Nor would it be an easy wedge to replicate...[snip]

And that is why this election terrifies the GOP.  In just one election cycle, an entire agenda and electoral strategy spanning over three decades could be dashed on the rocks, with no credible replacement.  Milton Friedman's privatization agenda would be dead in the water, without hope of rescue barring military coup.  Republicans in this situation are like a  desperate, dangerous cornered animal.

Krugman, as usual, puts it best.  But he goes one step farther: it not just that Republicans will have to come up with a new playbook to remain competitive, but also that the constraints that used be upon the Democratic Party to create real change have essentially disappeared:

That’s why the soon-to-be-gone administration’s failure is bigger than Mr. Bush himself: it represents the end of the line for a political strategy that dominated the scene for more than a generation.

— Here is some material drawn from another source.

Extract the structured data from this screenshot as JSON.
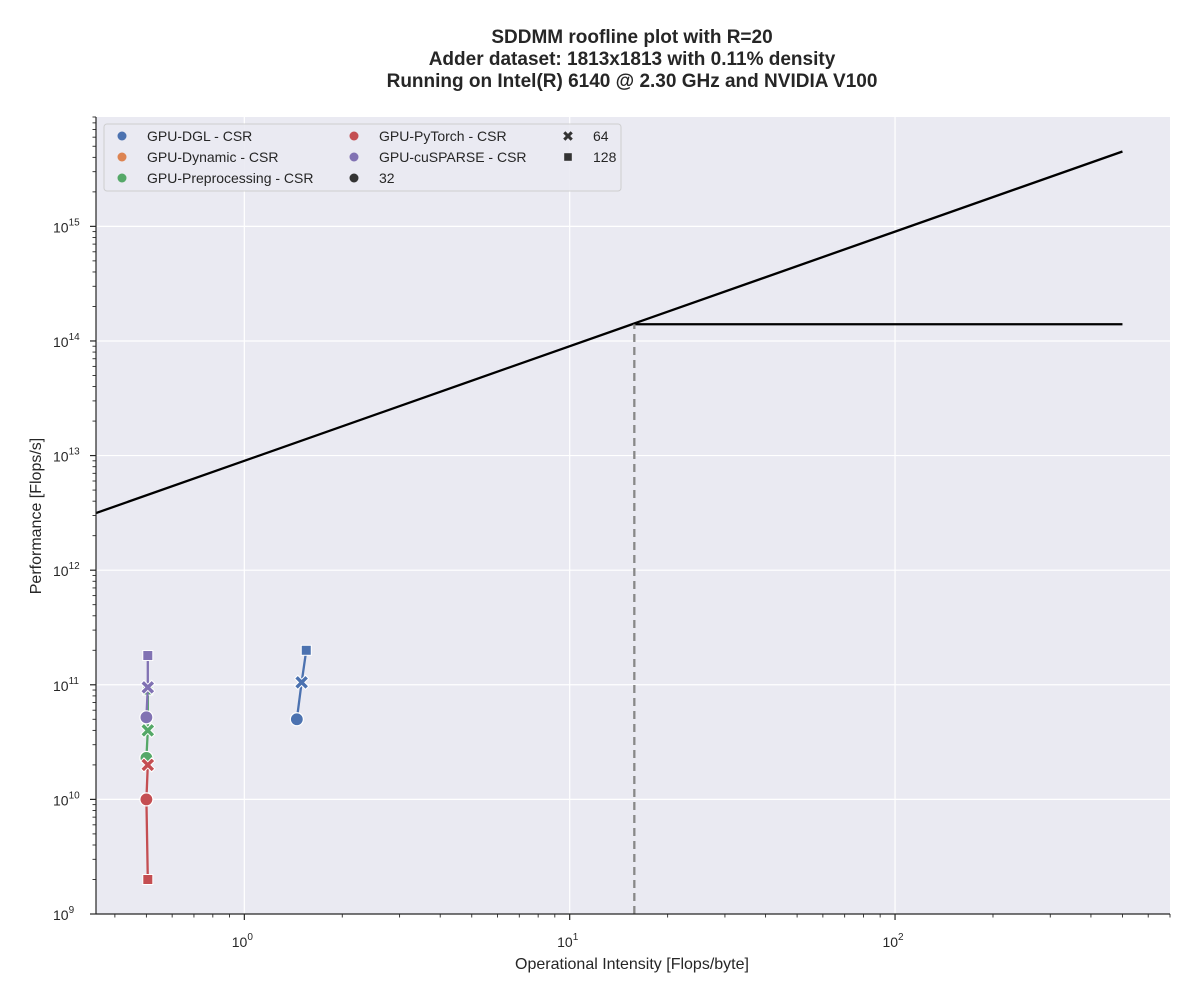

The reality of this strategy’s collapse has not, I believe, fully sunk in with some observers....

America in 1993 was a very different country — not just a country that had yet to see what happens when conservatives control all three branches of government, but also a country in which Democratic control of Congress depended on the votes of Southern conservatives. Today, Republicans have taken away almost all those Southern votes — and lost the rest of the country. It was a grand ride for a while, but in the end the Southern strategy led the G.O.P. into a cul-de-sac.

For the longest time, the progressive economic agenda was held hostage to vaguely economically progressive but socially retrograde racist Dixiecrats in the South.  When truly progressive economics required that all our nation's people have equal opportunity to share in the nation's wealth, those erstwhile alliances became strained or broken.  But today Democrats are no longer dependent on the likes of Zell Miller and his Dixiecratic friends to enact a progressive economic agenda.  The Republicans have painted themselves into a corner as the Party of the South, and Democrats have largely cleaned our own house of the racists.

All that leaves for us is the question of whether enough of our Democratic officials will recover from their Battered Wife Syndrome and reject the temptations of corporate corruption to truly herald the advent of a 2nd New Deal.

Because at this point, the Republican Party is basically incapable of stopping us until they figure out a new strategy to win elections--a not impossible but truly monumental task.  Nor are we as Democrats held back by the same constraints we once were. The time to seize the day is now, and the opportunity has never been more wide open.

Few in Washington yet realize the significance of this, but Krugman does.  If you do nothing else today, read his column in full.  Memorize it.  You'll be glad you did.